その人が、わたしに名前を好きにならせてくれました。

それまでのわたしは、
自分の人生を悲観して、
自分自身を否定して、
自分のことが受け入れられなくて、
自分のことも、自分の人生も、大嫌いでした。

「ゆか」という名前はどこにでもあるし、
普通が大嫌いだったわたしは、
名前までも、大嫌いでした。

だから、
音楽をやっていたときは
芸名を使っていたし、

留学中も、
本当はイングリッシュネームを
つけたいと思っていた。

「日本人です」
「そうかそうか。お名前は?」

一瞬、名乗るのを戸惑ったのも、
今でも覚えています。

発音悪くて、
よくYokoと間違えられてたし。
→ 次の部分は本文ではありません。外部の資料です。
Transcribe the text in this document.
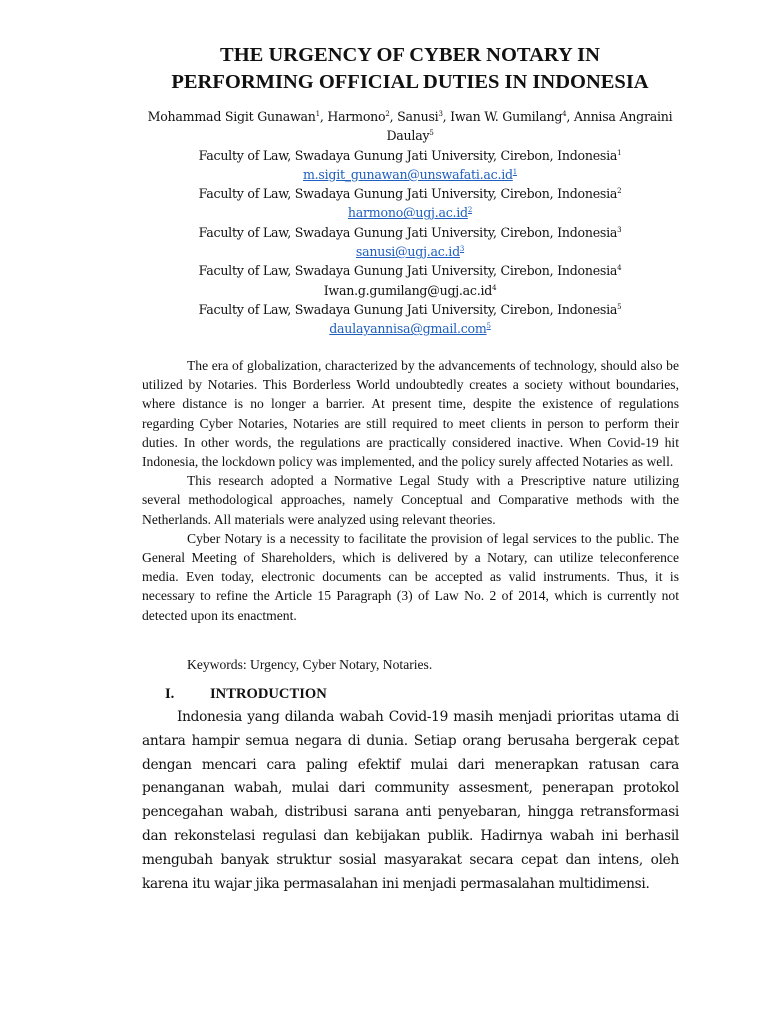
THE URGENCY OF CYBER NOTARY IN
PERFORMING OFFICIAL DUTIES IN INDONESIA
Mohammad Sigit Gunawan$^1$, Harmono$^2$, Sanusi$^3$, Iwan W. Gumilang$^4$, Annisa Angraini
Daulay$^5$
Faculty of Law, Swadaya Gunung Jati University, Cirebon, Indonesia$^1$
$m.sigit\_gunawan@unswafati.ac.id^1$
Faculty of Law, Swadaya Gunung Jati University, Cirebon, Indonesia$^2$
$harmono@ugj.ac.id^2$
Faculty of Law, Swadaya Gunung Jati University, Cirebon, Indonesia$^3$
$sanusi@ugj.ac.id^3$
Faculty of Law, Swadaya Gunung Jati University, Cirebon, Indonesia$^4$
$Iwan.g.gumilang@ugj.ac.id^4$
Faculty of Law, Swadaya Gunung Jati University, Cirebon, Indonesia$^5$
daulayannisa@gmail.com$^5$

The era of globalization, characterized by the advancements of technology, should also be utilized by Notaries. This Borderless World undoubtedly creates a society without boundaries, where distance is no longer a barrier. At present time, despite the existence of regulations regarding Cyber Notaries, Notaries are still required to meet clients in person to perform their duties. In other words, the regulations are practically considered inactive. When Covid-19 hit Indonesia, the lockdown policy was implemented, and the policy surely affected Notaries as well.

This research adopted a Normative Legal Study with a Prescriptive nature utilizing several methodological approaches, namely Conceptual and Comparative methods with the Netherlands. All materials were analyzed using relevant theories.

Cyber Notary is a necessity to facilitate the provision of legal services to the public. The General Meeting of Shareholders, which is delivered by a Notary, can utilize teleconference media. Even today, electronic documents can be accepted as valid instruments. Thus, it is necessary to refine the Article 15 Paragraph (3) of Law No. 2 of 2014, which is currently not detected upon its enactment.

Keywords: Urgency, Cyber Notary, Notaries.
I. INTRODUCTION

Indonesia yang dilanda wabah Covid-19 masih menjadi prioritas utama di antara hampir semua negara di dunia. Setiap orang berusaha bergerak cepat dengan mencari cara paling efektif mulai dari menerapkan ratusan cara penanganan wabah, mulai dari community assesment, penerapan protokol pencegahan wabah, distribusi sarana anti penyebaran, hingga retransformasi dan rekonstelasi regulasi dan kebijakan publik. Hadirnya wabah ini berhasil mengubah banyak struktur sosial masyarakat secara cepat dan intens, oleh karena itu wajar jika permasalahan ini menjadi permasalahan multidimensi.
笑

だけどね、そのおじいさんは、
名乗ったときにはじめての反応をくれたんです。

「…ゆかです」
「おお!なんて素敵な名前なんだ!
それは私の好きな花の名前だよ」

そうして、綴りまで教えてくれた。

Yucca

ちゃんと発音すると、
「ユ」と「ヤ」の間の発音で、
間に一瞬「っ」も入る。

日本語表記だと、
ヤッカとか、ユッカになるんですが、
正式な発音だと「ユカ」が一番ちかい。

そのカフェは本屋さんと併設で、
わたしが知らない花だと言ったら
すぐに図鑑をもってきてくれた。

日本語の正式名称だと
ユッカ蘭という花。

わたしはこの時はじめて、
自分の名前が花の名前だと知ったんです。

すっごくすっごく嬉しくて。

そうしたらね、
はじめて、自分の名前が好きになったの。

何度も何度も、
この花を眺めたりして。

嬉しくって、
周りの人にもたくさん自慢したな。

それから、わたしは英語表記の
自分の名前をYuccaと綴るようになり、
日本だと「ユッカ」って
言われちゃうから
Yucaと綴るようになったのでした。

たぶん、わたしが、わたしのことを
好きになれるようになったのは、
このできごとが
きっかけなんじゃないかなーと
最近思い返してみて思うのです。

あとは、
名前を呼んでもらえるって言うのも、
大事な要素だと思う。

日本にいたときは
本当に友達がいなくて。笑
基本的には名字&さん付で呼ばれてた。

イギリスに行って、
名前で呼ばれるようになったのも、
自己肯定の一種の役割を
果たしていたんじゃないかな。

だから、
日本人より外国の方の方が
自己肯定度が高いんじゃないかな。

自分の名前が好きになってから、
少しずつ少しずつ、
自分のことも受け入れられるようになった。

もし、もしね。
あなたが、自分の名前が
嫌いだという理由で
ビジネスネームを付けているのだとしたら。

そのどこかに、少しでいいから、
自分の名前を入れてみてください。

発音だけでもいいし、
一字だけでもいい。

名前を呼ばれるようになるだけで
自分を受け入れられるようになるから。

自分を受け入れられるようになったら、
ビジネスは、とっても大きく、飛躍していくから。